Good news continues to emanate from Tunisia, a frontier economy that from an economic convergence standpoint (i.e., the tendency of a variety of contrasting per capita income growth rates to ultimately normalize) has benefited as much, if not more so, from the 1995 Euro-Mediterranean partnership than any other member state. Silk Invest noted to investors last week, for instance, that according to the annual report of the World Economic Forum on Global Competitiveness (2009-2010), Tunisia ranked at the top of the African countries and 40th in the world (out of a total of 133 surveyed countries). Moreover, on Wednesday Tunisia and European Union (EU) officials signed a protocol establishing a mechanism for resolving commercial disputes–“aims to offer more guarantees to foreign investors and economic operators in Tunisia, which is likely to strengthen the competitiveness of the Tunisian economy and bolster confidence in its investment environment,” per news reports. Finally, FDI increased by 9.5% in 2009–helping underpin the expected 3.5% growth rate the country is expected to announce for the year. IMF Deputy Managing-Director Murilo Portugal has praised the country for managing to bring down its public and doubtful debts, and increase its currency reserves FDI volume in the face of credit contraction worldwide. Tunisia, Portugal said, is “reaping the fruits” of its ongoing economic liberalization and reform policy that he said has full IMF support.
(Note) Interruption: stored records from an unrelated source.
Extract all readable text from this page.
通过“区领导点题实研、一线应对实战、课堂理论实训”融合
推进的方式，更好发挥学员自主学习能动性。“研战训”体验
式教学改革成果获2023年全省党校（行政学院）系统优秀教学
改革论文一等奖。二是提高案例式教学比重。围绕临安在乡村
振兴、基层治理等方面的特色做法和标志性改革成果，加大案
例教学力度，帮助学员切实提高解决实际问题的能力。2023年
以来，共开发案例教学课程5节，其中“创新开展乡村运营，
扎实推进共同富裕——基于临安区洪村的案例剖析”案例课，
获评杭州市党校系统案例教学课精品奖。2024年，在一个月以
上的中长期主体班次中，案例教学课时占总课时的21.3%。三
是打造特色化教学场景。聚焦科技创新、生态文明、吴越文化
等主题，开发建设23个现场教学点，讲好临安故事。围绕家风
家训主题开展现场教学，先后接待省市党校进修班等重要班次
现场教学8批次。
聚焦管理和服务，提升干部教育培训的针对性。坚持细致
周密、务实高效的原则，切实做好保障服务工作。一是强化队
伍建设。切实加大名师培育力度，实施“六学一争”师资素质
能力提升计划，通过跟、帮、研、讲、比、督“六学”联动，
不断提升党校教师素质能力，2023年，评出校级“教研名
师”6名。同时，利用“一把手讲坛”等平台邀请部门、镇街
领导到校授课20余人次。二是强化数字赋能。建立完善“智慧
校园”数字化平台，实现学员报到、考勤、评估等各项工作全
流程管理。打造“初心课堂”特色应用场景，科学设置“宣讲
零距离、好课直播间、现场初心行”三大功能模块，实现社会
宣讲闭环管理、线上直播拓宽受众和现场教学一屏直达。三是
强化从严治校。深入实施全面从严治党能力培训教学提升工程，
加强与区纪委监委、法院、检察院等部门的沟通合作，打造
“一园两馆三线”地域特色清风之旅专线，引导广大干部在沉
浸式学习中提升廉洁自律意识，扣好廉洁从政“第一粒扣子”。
One Tunisian company in particular to keep tabs on is Société Tunisienne d’Assurances et de Réassurances (Tunis Re), a publicly-traded insurance and reinsurance firm that markets a range of life and non-life policies for individual and corporate clients. Per A.M. Best, a credit-rating agency:

“Overall earnings are expected to remain consistently stable and positively impacted by likely stable investment returns, while the investment portfolio gradually increases exposure to shareholdings in 2010 and 2011 to take advantage of the anticipated markets recovery, translating into an expected return on equity in the range of 10 per cent over the next three years.”

From a technical standpoint the stock may be in the closing stages of a cup and handle at the moment–it trades at 145TND–though a break below 140-142 would breach a resistance line dating back to June. Volume has really tapered off, however, on a stock whose YTD chart has been quite exuberant.